頭上を仰ぎため息を漏らすと、すかさず手の中のスマホが音を立てる。
……見なくても何言われてんのか分かるよ、俺。
ポチポチ、スマホに指を滑らせる。

《寝息もため息も売りません》

『あ、おはよう』

《おはよう》

『せっかく気持ちよさそうに寝てたのに起こしてごめんね。俺の夢でも見てた?』

《見てないですね》

『俺としては起こしたくなかったんだけど。シーナが仕事に遅れたら困るかなあーとおもって』

《月曜は仕事休み。……え、もしかしてそれで俺起こされたの?》

完全に起き損である。休みの日は朝から晩まで寝て過ごすって決めてるのに。

《ちょっとやる気足りてないんじゃないの? それでも俺のストーカー?》

『は? 俺のこと舐めてる? シーナこの間、バイトの子が休みだから月曜代わりに入るって約束してたでしょ』

「……え?」

あれ。そういえば。
慌ててカレンダーアプリを開く。

「……うわっ、うわ、やば!! やばい! 遅刻!!!」

ポピン
『ね、やる気充分でしょ』

いや、今それどころじゃないから!!
ソファーから慌てて跳ね起きた。ストーカーとメッセージのやり取りしてる間に時計の針は進んで、18時15分を指している。
やばいやばい!

「行ってきます!!!!」

ポピン
『いってらっしゃいかわいいシーナ。ちゃんと間に合う時間だから大丈夫、慌てて転ばないようにね。今日もお仕事頑張って』







――ここまで見てくれた人なら分かると思うけど、あの謎のメッセージ男との交流は、あれから数週間経った今でもなぜか続いている。てか、俺が続けてる。もっと言うなら、扱いに困って判断を後回し後回しにしてる。

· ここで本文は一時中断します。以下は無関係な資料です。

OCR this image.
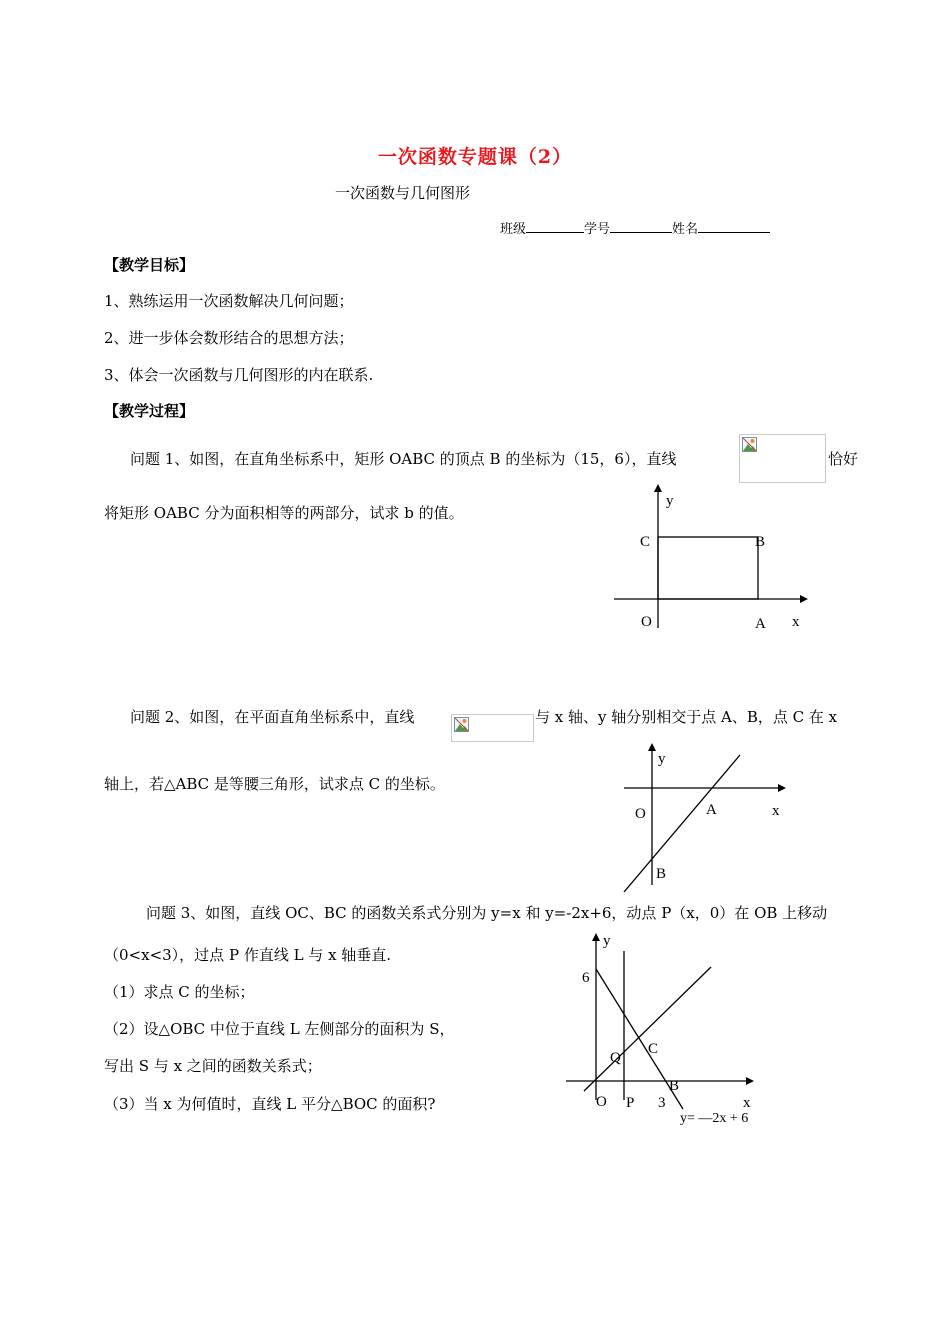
一次函数专题课（2）
一次函数与几何图形
班级	学号	姓名
【教学目标】
1、熟练运用一次函数解决几何问题；
2、进一步体会数形结合的思想方法；
3、体会一次函数与几何图形的内在联系.
【教学过程】
问题 1、如图，在直角坐标系中，矩形 OABC 的顶点 B 的坐标为（15，6），直线	恰好
将矩形 OABC 分为面积相等的两部分，试求 b 的值。
y
C	B
O	A x
问题 2、如图，在平面直角坐标系中，直线	与 x 轴、y 轴分别相交于点 A、B，点 C 在 x
轴上，若△ABC 是等腰三角形，试求点 C 的坐标。
y
O	A	x
B
问题 3、如图，直线 OC、BC 的函数关系式分别为 y=x 和 y=-2x+6，动点 P（x，0）在 OB 上移动
（0<x<3），过点 P 作直线 L 与 x 轴垂直.
（1）求点 C 的坐标；
（2）设△OBC 中位于直线 L 左侧部分的面积为 S，
写出 S 与 x 之间的函数关系式；
（3）当 x 为何值时，直线 L 平分△BOC 的面积?
y
6
Q
C
B
O P 3	x
y= —2x + 6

だって、今のところなんの害もないんだもん。むしろ超有能なAIアシスタントみたいで助かってる節まである。
「Heyストーカーさん、今日の天気は何?」って。
ほら、現に今も、彼のおかげで店長に迷惑かけずに済みそうだ。

「遅刻ー!」

あの蛍光灯事件から、俺の周りでは不思議な現象が多発していた。
気づいたら俺の細やかなバスルームに高級シャンプーとコンディショナーが設置され、洗面所の棚にはヘアオイル、フェイスパック、ネイルオイル、リップクリームなんかが常備されている。高級ホテルのアメニティもびっくりな品揃え。……いや、高級ホテルとか泊まったことないから想像なんだけど。
興味本位でフェイスパックを使った。お肌がかつてないぐらいもちもちになった。何やってんだろ俺。

それだけじゃない。年がら年中麦茶と安売りの食パンしか入っていない冷蔵庫の中に、いつのまにか野菜やら肉やらがぎゅーぎゅーに詰めこまれていたりもした。
――いや、正体不明の不審者が用意した食べ物は流石にまずいだろ。
そう思ったんだけど、食材を捨てることも、ダメになっていくのを黙って見ていることも、俺にはできなかった。
肉、めっちゃいいヤツだったし。超うまかった。ストーカーがくれた肉なんてこと忘れてぺろっと平らげて。ハッと我に返った頃には、空になったお皿が俺の目の前でペカペカ輝いていた。
これだから貧乏人はダメなんだよな。